- French: Les quatre soeurs
- Directed by: Claude Lanzmann
- Written by: Claude Lanzmann
- Produced by: David Frenkel
- Starring: Paula Biren Ruth Elias Ada Lichtman Hanna Marton
- Cinematography: Dominique Chapuis
- Edited by: Chantal Hymans
- Music by: Jérémy Azoulay
- Production companies: CNC Synecdoche
- Distributed by: Arte
- Release dates: 13 October 2017 (NYFF); 23 January 2018 (France);
- Running time: 273 minutes
- Country: France
- Languages: French English German Hebrew

= Shoah: Four Sisters =

2017 French documentary film by Claude Lanzmann

Shoah: Four Sisters (Les quatre soeurs) is a 2017 French documentary film by Claude Lanzmann, his final film prior to his death in 2018. A continuation of his acclaimed 1985 film Shoah, Four Sisters chronicles four women – Paula Biren, Ruth Elias, Ada Lichtman and Hanna Marton – who, after escaping the concentration camps, tried to find a life after the Holocaust.

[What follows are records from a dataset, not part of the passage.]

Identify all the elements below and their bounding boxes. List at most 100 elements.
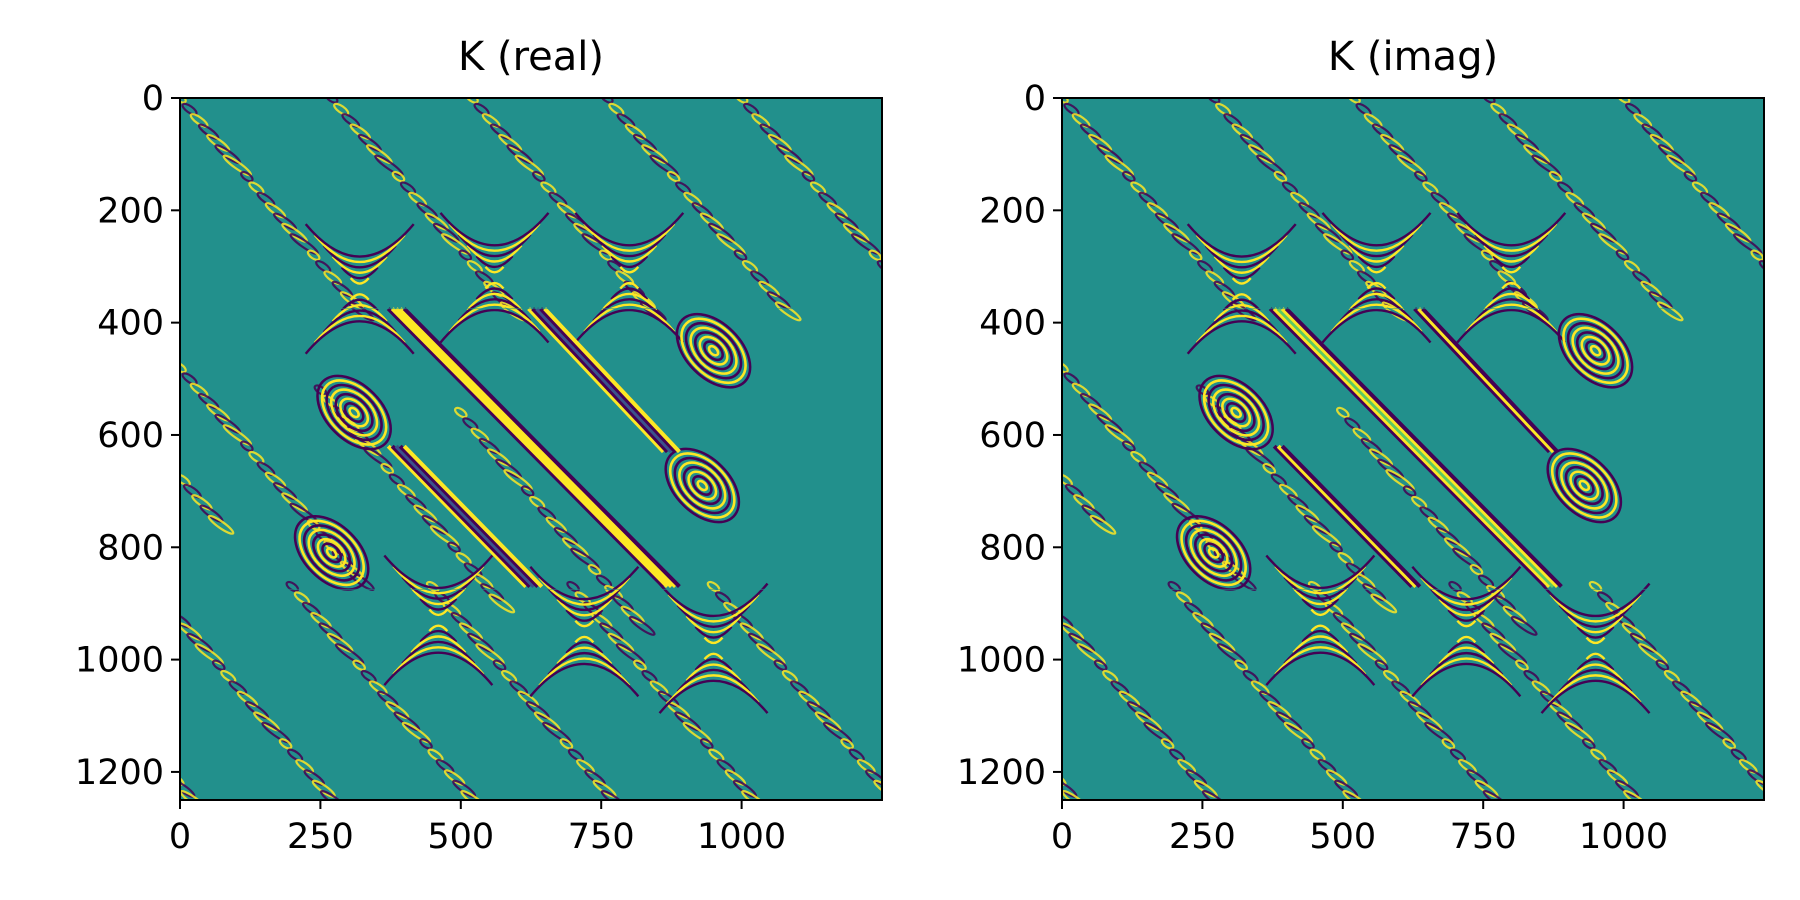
fringe-ripple <box>380 462 395 475</box>
ring <box>664 447 741 524</box>
fringe-ripple <box>153 590 170 605</box>
y-tick-label: 1000 <box>75 641 164 681</box>
ring <box>325 547 338 559</box>
ring <box>684 321 743 380</box>
fringe-ripple <box>559 738 574 750</box>
saddle-fringe <box>383 554 494 686</box>
fringe-ripple <box>145 580 159 593</box>
x-tick-label: 250 <box>287 817 354 857</box>
fringe-ripple <box>1482 789 1510 800</box>
x-axis-imag: 0 250 500 750 1000 <box>1051 800 1668 857</box>
y-tick-label: 1200 <box>75 753 164 793</box>
fringe-ripple <box>319 789 347 800</box>
saddle-fringe <box>439 212 550 344</box>
saddle-fringe <box>419 597 458 643</box>
saddle-fringe <box>667 593 760 704</box>
saddle-fringe <box>694 625 733 671</box>
saddle-fringe <box>1204 244 1279 333</box>
saddle-fringe <box>466 244 523 311</box>
ring <box>675 312 752 389</box>
fringe-ripple <box>1441 738 1456 750</box>
fringe-ripple <box>734 98 749 104</box>
saddle-fringe <box>1339 233 1414 322</box>
fringe-ripple <box>666 170 681 183</box>
fringe-ripple <box>1122 440 1136 452</box>
ring <box>678 461 727 510</box>
heatmap-real <box>145 98 882 800</box>
fringe-ripple <box>1273 170 1288 183</box>
fringe-ripple <box>876 259 882 273</box>
fringe-ripple <box>324 98 339 104</box>
ring <box>298 519 365 587</box>
fringe-ripple <box>1062 462 1063 475</box>
saddle-fringe <box>401 576 476 665</box>
saddle-point <box>574 212 685 344</box>
fringe-ripple <box>741 789 768 800</box>
band-stripe <box>1268 307 1547 588</box>
ring <box>339 397 370 428</box>
heatmap-imag <box>1027 98 1764 800</box>
fringe-ripple <box>1062 601 1063 617</box>
saddle-fringe <box>1283 576 1358 665</box>
ring <box>1571 326 1620 375</box>
fringe-ripple <box>1062 98 1069 104</box>
ring <box>1564 465 1604 506</box>
fringe-streak <box>180 462 235 535</box>
saddle-point <box>1411 565 1522 698</box>
saddle-fringe <box>457 233 532 322</box>
saddle-fringe <box>1576 625 1615 671</box>
ring <box>1198 374 1274 451</box>
ring <box>325 383 383 442</box>
fringe-ripple <box>1342 789 1370 800</box>
axes-frame-real <box>179 97 883 801</box>
fringe-ripple <box>1340 249 1355 261</box>
fringe-ripple <box>1089 514 1117 535</box>
ring <box>1207 547 1220 559</box>
ring <box>1569 470 1600 501</box>
main-diagonal-band <box>1268 307 1563 588</box>
saddle-fringe <box>658 582 769 714</box>
lower-diagonal-band <box>1272 444 1422 588</box>
fringe-ripple <box>1616 98 1631 104</box>
ring <box>1555 456 1614 515</box>
band-stripe <box>1417 307 1555 454</box>
fringe-streak <box>1062 98 1257 322</box>
fringe-ripple <box>447 541 461 553</box>
x-tick-label: 750 <box>568 817 635 857</box>
y-axis-real: 0 200 400 600 800 1000 1200 <box>75 79 180 793</box>
saddle-fringe <box>610 255 649 301</box>
band-stripe <box>1284 307 1563 588</box>
x-tick-label: 750 <box>1450 817 1517 857</box>
saddle-point <box>529 565 640 698</box>
ring <box>1221 397 1252 428</box>
fringe-ripple <box>180 462 181 475</box>
fringe-ripple <box>1402 485 1417 497</box>
ring <box>703 340 724 362</box>
fringe-streak <box>1588 580 1764 800</box>
saddle-fringe <box>1447 609 1486 654</box>
saddle-fringe <box>601 244 658 311</box>
fringe-ripple <box>840 738 854 750</box>
ring <box>1203 542 1225 564</box>
fringe-streak <box>706 580 882 800</box>
ring <box>1578 479 1591 492</box>
band-stripe <box>527 307 665 454</box>
y-tick-label: 800 <box>97 528 164 568</box>
fringe-streak <box>465 98 667 322</box>
saddle-fringe <box>1492 255 1531 301</box>
ring <box>1560 461 1609 510</box>
fringe-ripple <box>211 659 226 671</box>
y-tick-label: 600 <box>979 416 1046 456</box>
fringe-ripple <box>1027 580 1041 593</box>
ring <box>1550 452 1618 519</box>
band-stripe <box>1272 307 1551 588</box>
ring <box>343 402 365 423</box>
band-stripe <box>1280 444 1422 588</box>
ring-cluster <box>1198 374 1274 451</box>
chart-title-imag: K (imag) <box>1328 34 1498 80</box>
fringe-ripple <box>458 249 473 261</box>
fringe-streak <box>180 361 375 591</box>
fringe-ripple <box>1093 659 1108 671</box>
saddle-fringe <box>448 222 541 333</box>
saddle-fringe <box>619 266 640 290</box>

Lanzmann traveled around four Eastern European countries, interviewing and got accounts from four separate women.

It premiered at the 2017 New York Film Festival, and first aired on TV as a four-part series on January 23, 2018. Shoah: Four Sisters was shortlisted for France's entry in the Best Documentary Feature at the 91st Academy Awards.

== Box office ==
The movie opened Wednesday in New York City's Quad Cinema with a total of $474. The next day the movie increased 6% to $515, for a two-day total of $919. The film continued to post steadily increases through the weekend ($550 on Friday, $897 on Saturday, and $1,393 on Sunday) for a three-day total of $2,840 and a five-day total of $3,829. The movie therefore operated at a loss.